売買実例価額とは、実際に売買されているときの価額です。一方で、精通者意見価格とは、専門家が鑑定した結果から得られた価格のことです。
特に鑑定が必要となるケースは、被相続人が高額だと言っていた骨董品、美術館等に貸し出している骨董品、相続人の中で複数人欲しがっている骨董品です。

専門家に鑑定をしてもらい、1点あたりの金額が5万円以下である骨董品については家具・家電と同じように家財として申告します。

骨董品が高額であった場合

骨董品を鑑定した結果、高額な骨董品があった場合、評価鑑定書を発行してもらい遺産分割協議を行います。
しかし、鑑定結果より、あまりに高額な価値がついている骨董品がみつかり、相続税が払えない場合があるかもしれません。そのような場合の対応策として寄付、相続放棄、売却の3つの方法があります。

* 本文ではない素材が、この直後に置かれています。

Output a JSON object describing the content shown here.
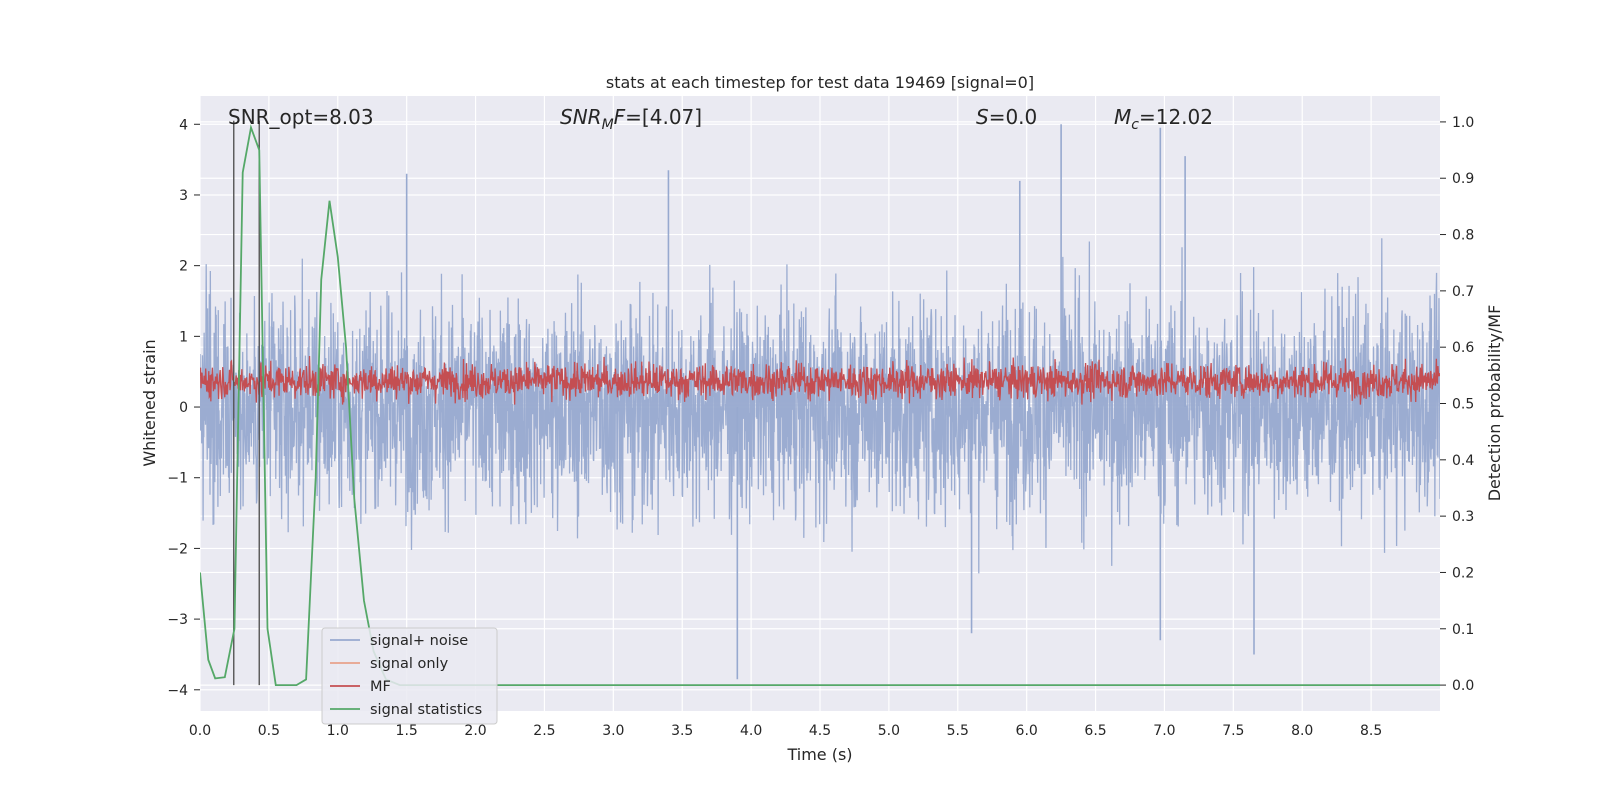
{
  "chart_data": {
    "type": "line",
    "title": "stats at each timestep for test data 19469 [signal=0]",
    "xlabel": "Time (s)",
    "ylabel_left": "Whitened strain",
    "ylabel_right": "Detection probability/MF",
    "xlim": [
      0.0,
      9.0
    ],
    "ylim_left": [
      -4.3,
      4.4
    ],
    "ylim_right": [
      -0.046,
      1.046
    ],
    "x_ticks": [
      "0.0",
      "0.5",
      "1.0",
      "1.5",
      "2.0",
      "2.5",
      "3.0",
      "3.5",
      "4.0",
      "4.5",
      "5.0",
      "5.5",
      "6.0",
      "6.5",
      "7.0",
      "7.5",
      "8.0",
      "8.5"
    ],
    "y_left_ticks": [
      "−4",
      "−3",
      "−2",
      "−1",
      "0",
      "1",
      "2",
      "3",
      "4"
    ],
    "y_right_ticks": [
      "0.0",
      "0.1",
      "0.2",
      "0.3",
      "0.4",
      "0.5",
      "0.6",
      "0.7",
      "0.8",
      "0.9",
      "1.0"
    ],
    "grid": true,
    "legend_position": "lower-left",
    "annotations": {
      "snr_opt": "SNR_opt=8.03",
      "snr_mf_name": "SNR",
      "snr_mf_sub": "M",
      "snr_mf_suffix": "F",
      "snr_mf_value": "=[4.07]",
      "s_name": "S",
      "s_value": "=0.0",
      "mc_name": "M",
      "mc_sub": "c",
      "mc_value": "=12.02"
    },
    "vlines": [
      0.245,
      0.43
    ],
    "series": [
      {
        "name": "signal+ noise",
        "color": "#97a9cf",
        "axis": "left",
        "noise_x_range": [
          0.0,
          9.0
        ],
        "typical_range": [
          -2.6,
          2.6
        ],
        "notable_peaks": [
          {
            "x": 1.5,
            "y": 3.3
          },
          {
            "x": 3.4,
            "y": 3.35
          },
          {
            "x": 6.25,
            "y": 4.0
          },
          {
            "x": 6.97,
            "y": 3.95
          },
          {
            "x": 7.15,
            "y": 3.55
          },
          {
            "x": 5.95,
            "y": 3.2
          },
          {
            "x": 3.9,
            "y": -3.85
          },
          {
            "x": 7.65,
            "y": -3.5
          },
          {
            "x": 5.6,
            "y": -3.2
          },
          {
            "x": 6.97,
            "y": -3.3
          }
        ]
      },
      {
        "name": "signal only",
        "color": "#e8a28b",
        "axis": "left",
        "values_note": ""
      },
      {
        "name": "MF",
        "color": "#c44e52",
        "axis": "right",
        "typical_range": [
          0.5,
          0.58
        ]
      },
      {
        "name": "signal statistics",
        "color": "#55a868",
        "axis": "right",
        "x": [
          0.0,
          0.06,
          0.11,
          0.18,
          0.25,
          0.31,
          0.37,
          0.43,
          0.49,
          0.55,
          0.6,
          0.7,
          0.77,
          0.84,
          0.88,
          0.94,
          1.0,
          1.06,
          1.12,
          1.19,
          1.26,
          1.35,
          1.45,
          1.55,
          9.0
        ],
        "y": [
          0.2,
          0.045,
          0.012,
          0.014,
          0.1,
          0.91,
          0.99,
          0.95,
          0.1,
          0.0,
          0.0,
          0.0,
          0.01,
          0.37,
          0.72,
          0.86,
          0.76,
          0.6,
          0.33,
          0.15,
          0.06,
          0.01,
          0.0,
          0.0,
          0.0
        ]
      }
    ]
  }
}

寄付を行う場合、相続税の申告をする前に、国・地方公共団体が運営する美術館に寄付すると、相続税を回避することができます。相続税の申告・納付期限は、被相続人が死亡したことを知った日の翌日から10か月以内です。

相続放棄を選択すると相続税を支払う必要がなくなります。しかし、骨董品だけ相続放棄という限定的な選択をすることはできません。被相続人がもつすべての相続財産について相続放棄をすることになってしまいます。鑑定結果をもとに注意し選択しましょう。

売却は、骨董品を現金化して相続をする方法です。骨董品の売却価格が高かった場合、利益を得られますが、売却価格への相続税、売却益に所得税がかかります。すべてを合わせるとマイナスになってしまう可能性もあります。

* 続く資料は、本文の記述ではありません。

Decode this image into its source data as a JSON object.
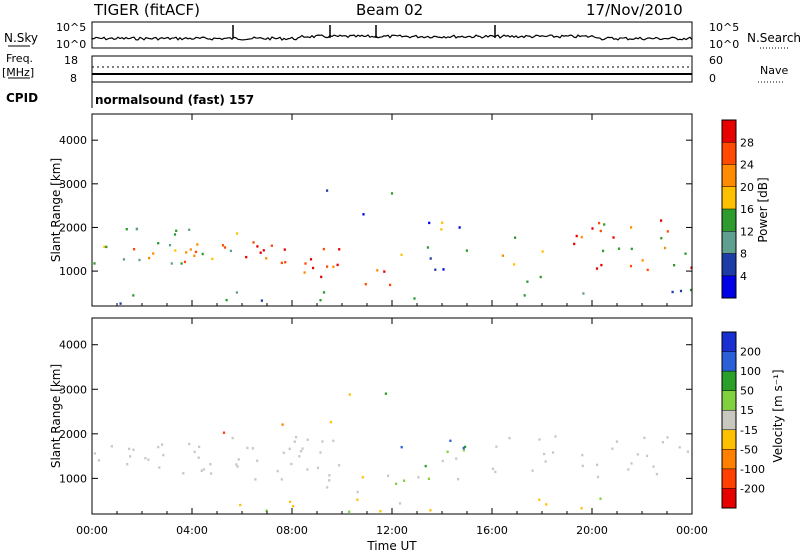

上記のように高額な骨董品があったために相続税が払えない場合の対処策は3種類あります。どの策を選択することが一番良いのか比較して判断しましょう。

まとめ

ここまで相続財産の中に骨董品があった場合に行うことを述べてきました。以上の内容を整理すると以下のようになります。

相続財産の中に骨董品がある
    ↓
専門家に鑑定を依頼
    ↓
・1点あたり5万円以下の場合

 → 家財として申告

・高額であった場合
 → 評価鑑定書の発行

・高額で相続税が払えない
 → 寄付・売却・相続放棄

以上の図をもとに自身に合った選択をしましょう。